On the campaign trail, NBC's Andrea Mitchell touched on Hillary Rodham Clinton's slippery formulation that ABC's Jake Tapper and CBS' Jim Axelrod cited Thursday, namely the claim to USA Today that her rival Barack Obama's support among "hardworking Americans, white Americans is weakening again." Mitchell wondered whether Rodham Clinton was "playing the race card" but shied away from explicitly spelling out her suspicions.
Here is what Mitchell did not ask:
--Of all the demographic groups amongst whom Rodham Clinton has an advantage over Obama--women, the elderly, Hispanics, Catholics, for example--why would she single out white working class voters as being crucial?
--What was she implying about the identity between "white" people and "hard-working" people? What insinuation was she leaving unsaid about non-whites and the shiftless?
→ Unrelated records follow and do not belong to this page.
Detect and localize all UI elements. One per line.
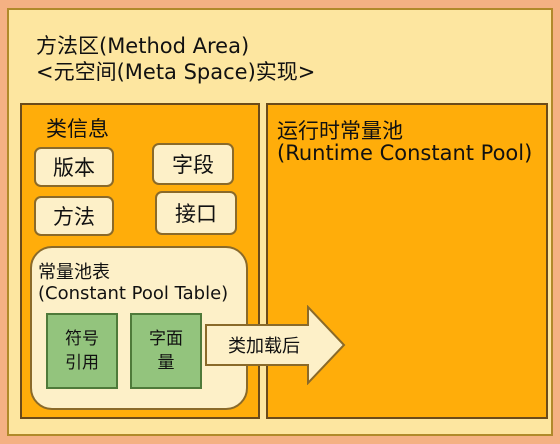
class-info-label: 类信息 — [46, 117, 109, 141]
symbolic-reference-line2: 引用 — [65, 353, 99, 373]
symbolic-reference-line1: 符号 — [65, 329, 99, 349]
symbolic-reference-box: 符号 引用 — [46, 313, 118, 389]
method-item: 方法 — [34, 196, 114, 236]
literal-box: 字面 量 — [130, 313, 202, 389]
literal-line1: 字面 — [149, 329, 183, 349]
constant-pool-table-label: 常量池表 — [38, 262, 110, 283]
runtime-constant-pool-label-en: (Runtime Constant Pool) — [277, 141, 533, 165]
field-item: 字段 — [152, 143, 234, 185]
class-loading-label: 类加载后 — [228, 336, 300, 357]
constant-pool-table-label-en: (Constant Pool Table) — [38, 283, 229, 304]
version-item: 版本 — [34, 147, 114, 187]
method-area-subtitle: <元空间(Meta Space)实现> — [36, 60, 316, 84]
literal-line2: 量 — [157, 353, 175, 373]
interface-item: 接口 — [155, 191, 237, 235]
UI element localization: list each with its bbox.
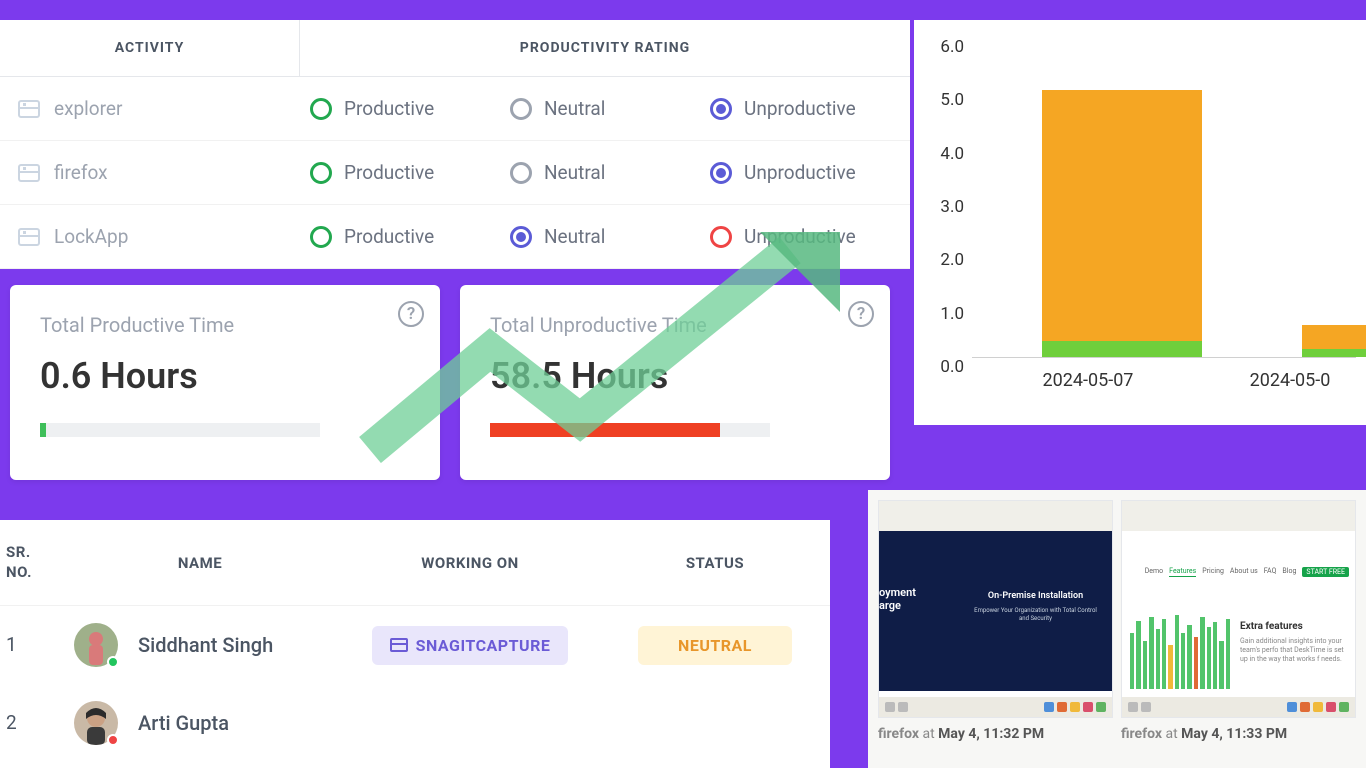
radio-icon — [310, 226, 332, 248]
screenshot-card[interactable]: oyment arge On-Premise Installation Empo… — [878, 500, 1113, 768]
screenshot-thumbnail: Demo Features Pricing About us FAQ Blog … — [1121, 500, 1356, 718]
radio-icon — [510, 226, 532, 248]
help-icon[interactable]: ? — [848, 301, 874, 327]
app-window-icon — [18, 164, 40, 182]
screenshot-caption: firefox at May 4, 11:33 PM — [1121, 718, 1356, 742]
header-sr: SR. NO. — [0, 543, 60, 582]
rating-neutral[interactable]: Neutral — [510, 97, 690, 120]
y-tick-label: 5.0 — [924, 90, 964, 110]
progress-bar — [490, 423, 770, 437]
header-name: NAME — [60, 554, 340, 572]
presence-dot-icon — [107, 734, 119, 746]
radio-icon — [310, 162, 332, 184]
status-badge: NEUTRAL — [638, 626, 792, 665]
employee-table: SR. NO. NAME WORKING ON STATUS 1 Siddhan… — [0, 520, 830, 768]
rating-neutral[interactable]: Neutral — [510, 161, 690, 184]
activity-row: LockApp Productive Neutral Unproductive — [0, 205, 910, 269]
radio-icon — [310, 98, 332, 120]
employee-sr: 1 — [0, 633, 60, 658]
app-window-icon — [18, 228, 40, 246]
bar-column — [1302, 325, 1366, 357]
rating-unproductive[interactable]: Unproductive — [710, 97, 890, 120]
screenshot-thumbnail: oyment arge On-Premise Installation Empo… — [878, 500, 1113, 718]
activity-app-name: firefox — [54, 161, 108, 184]
y-tick-label: 3.0 — [924, 197, 964, 217]
y-tick-label: 2.0 — [924, 250, 964, 270]
card-label: Total Productive Time — [40, 313, 410, 337]
app-window-icon — [390, 638, 408, 652]
radio-icon — [510, 98, 532, 120]
radio-icon — [710, 98, 732, 120]
employee-sr: 2 — [0, 711, 60, 736]
x-tick-label: 2024-05-0 — [1224, 370, 1356, 391]
rating-productive[interactable]: Productive — [310, 161, 490, 184]
employee-row[interactable]: 1 Siddhant Singh SNAGITCAPTURE NEUTRAL — [0, 606, 830, 684]
unproductive-time-card: ? Total Unproductive Time 58.5 Hours — [460, 285, 890, 480]
activity-rating-header: ACTIVITY PRODUCTIVITY RATING — [0, 20, 910, 77]
rating-productive[interactable]: Productive — [310, 97, 490, 120]
radio-icon — [510, 162, 532, 184]
card-value: 58.5 Hours — [490, 355, 860, 397]
hours-bar-chart: 0.0 1.0 2.0 3.0 4.0 5.0 6.0 2024-05-07 2024-05-… — [914, 20, 1366, 425]
y-tick-label: 6.0 — [924, 37, 964, 57]
progress-bar — [40, 423, 320, 437]
rating-neutral[interactable]: Neutral — [510, 225, 690, 248]
employee-name: Siddhant Singh — [138, 633, 273, 657]
activity-header: ACTIVITY — [0, 20, 300, 76]
app-window-icon — [18, 100, 40, 118]
bar-column — [1042, 90, 1202, 357]
screenshot-caption: firefox at May 4, 11:32 PM — [878, 718, 1113, 742]
employee-name: Arti Gupta — [138, 711, 229, 735]
help-icon[interactable]: ? — [398, 301, 424, 327]
employee-table-header: SR. NO. NAME WORKING ON STATUS — [0, 520, 830, 606]
presence-dot-icon — [107, 656, 119, 668]
x-tick-label: 2024-05-07 — [1022, 370, 1154, 391]
productive-time-card: ? Total Productive Time 0.6 Hours — [10, 285, 440, 480]
activity-app-name: explorer — [54, 97, 122, 120]
rating-header: PRODUCTIVITY RATING — [300, 20, 910, 76]
screenshots-panel: oyment arge On-Premise Installation Empo… — [868, 490, 1366, 768]
rating-unproductive[interactable]: Unproductive — [710, 225, 890, 248]
activity-row: firefox Productive Neutral Unproductive — [0, 141, 910, 205]
radio-icon — [710, 162, 732, 184]
rating-unproductive[interactable]: Unproductive — [710, 161, 890, 184]
y-tick-label: 1.0 — [924, 304, 964, 324]
card-value: 0.6 Hours — [40, 355, 410, 397]
y-tick-label: 4.0 — [924, 144, 964, 164]
activity-app-name: LockApp — [54, 225, 128, 248]
time-cards: ? Total Productive Time 0.6 Hours ? Tota… — [10, 285, 890, 480]
rating-productive[interactable]: Productive — [310, 225, 490, 248]
working-on-badge[interactable]: SNAGITCAPTURE — [372, 626, 569, 665]
header-working: WORKING ON — [340, 554, 600, 572]
activity-row: explorer Productive Neutral Unproductive — [0, 77, 910, 141]
radio-icon — [710, 226, 732, 248]
y-tick-label: 0.0 — [924, 357, 964, 377]
activity-rating-panel: ACTIVITY PRODUCTIVITY RATING explorer Pr… — [0, 20, 910, 269]
header-status: STATUS — [600, 554, 830, 572]
employee-row[interactable]: 2 Arti Gupta — [0, 684, 830, 762]
screenshot-card[interactable]: Demo Features Pricing About us FAQ Blog … — [1121, 500, 1356, 768]
card-label: Total Unproductive Time — [490, 313, 860, 337]
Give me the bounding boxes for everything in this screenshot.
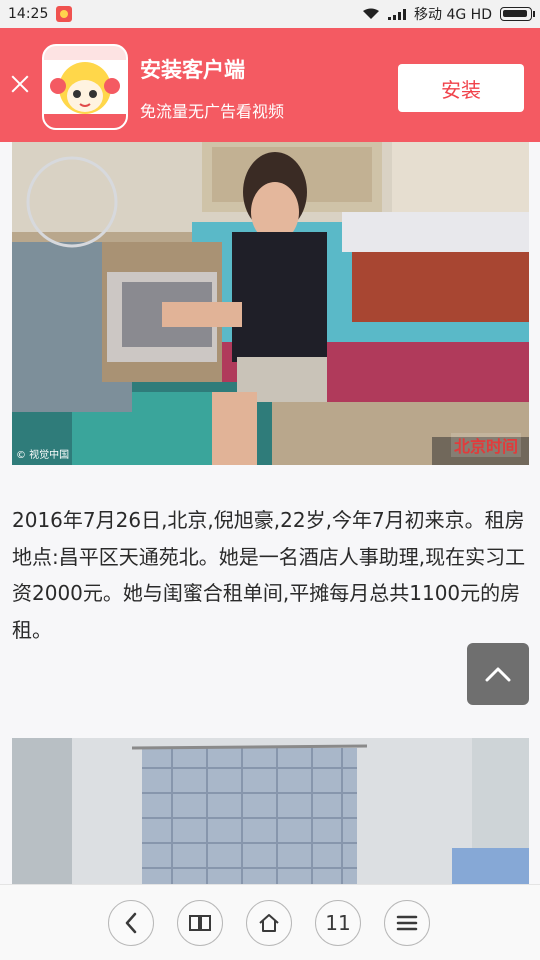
notification-icon — [56, 6, 73, 22]
article-paragraph: 2016年7月26日,北京,倪旭豪,22岁,今年7月初来京。租房地点:昌平区天通… — [12, 508, 526, 642]
banner-subtitle: 免流量无广告看视频 — [140, 102, 285, 121]
status-left: 14:25 — [8, 6, 73, 22]
status-time: 14:25 — [8, 6, 49, 22]
install-button[interactable]: 安装 — [398, 64, 524, 112]
book-icon — [189, 915, 211, 931]
photo-credit: © 视觉中国 — [16, 450, 70, 461]
back-button[interactable] — [108, 900, 154, 946]
article-photo-second[interactable] — [12, 738, 529, 884]
chevron-up-icon — [485, 667, 511, 682]
banner-title: 安装客户端 — [140, 58, 245, 82]
signal-icon — [388, 8, 407, 20]
article-photo-top[interactable]: © 视觉中国 北京时间 — [12, 142, 529, 465]
tabs-button[interactable]: 11 — [315, 900, 361, 946]
photo-watermark: 北京时间 — [450, 433, 521, 457]
wifi-icon — [362, 8, 380, 20]
tab-count: 11 — [325, 911, 351, 935]
home-icon — [259, 914, 279, 932]
menu-icon — [396, 915, 418, 931]
bottom-navigation-bar: 11 — [0, 884, 540, 960]
app-logo — [42, 44, 128, 130]
status-right: 移动 4G HD — [362, 4, 535, 24]
menu-button[interactable] — [384, 900, 430, 946]
scroll-to-top-button[interactable] — [467, 643, 529, 705]
app-install-banner: 安装客户端 免流量无广告看视频 安装 — [0, 28, 540, 142]
browser-page: 14:25 移动 4G HD 安装客户端 免流量无广告看视频 安装 © 视觉中国… — [0, 0, 540, 960]
close-icon[interactable] — [8, 72, 32, 96]
carrier-label: 移动 4G HD — [414, 7, 492, 23]
home-button[interactable] — [246, 900, 292, 946]
reading-mode-button[interactable] — [177, 900, 223, 946]
battery-icon — [500, 7, 535, 21]
status-bar: 14:25 移动 4G HD — [0, 0, 540, 28]
back-icon — [125, 912, 137, 934]
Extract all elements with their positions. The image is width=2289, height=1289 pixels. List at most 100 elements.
--If it is true that Obama will have a problem attracting white working class voters in the General Election, does she attribute that to their racism? If so, why does she not condemn such attitudes rather than adduce them in her favor? Should she not actively campaign against such thinking instead of treating it as a fact of life?
--Alternately, if the reason for her superior appeal is not the voters' racial prejudices but her class-based policies--she is the better candidate for the proletarian base of the Democratic Party--why would she insert the modifier "white"? Surely any candidacy that helps the working class would benefit its members of all races: what was that word "white" doing there if her appeal is purely an economic one?
Obama supporter, Sen Edward Kennedy, for one, was in no doubt that Rodham Clinton's use of this particular electability argument was disreputable. Both NBC's Mitchell and ABC's Tapper ran Kennedy's soundbite on Bloomberg News that Rodham Clinton is not "in tune" with Obama's appeal to "the nobler aspirations of the American people." NBC's Mitchell countered with Rodham Clinton supporter Rep Stephanie Tubbs Jones (D-OH), who happens to be African-American: she is "not race-baiting; she is not trying to divide this country."
As Rodham Clinton pledged to continue campaigning until the end of the primary season on June 3rd, ABC's Tapper noted one flaw in her plan: "Money--her campaign is in serious debt." CBS' Jeff Greenfield pointed to another, superdelegates--"that steady stream towards Obama is beginning to look a little more like a flood." Is there any road to victory for her? "Win about 90% of the vote in every primary and hope for really bad news about Obama," was Greenfield's strategic advice. On ABC, George Stephanopoulos saw Obama giving Rodham Clinton "space to make her own decision" to concede defeat. Sooner rather than later would be better for Obama's General Election chances against John McCain, Stephanopoulos argued. Obama wants to use some of his huge fundraising edge to start running ads against McCain in battleground states but it is "awkward to do that" before Rodham Clinton's concession.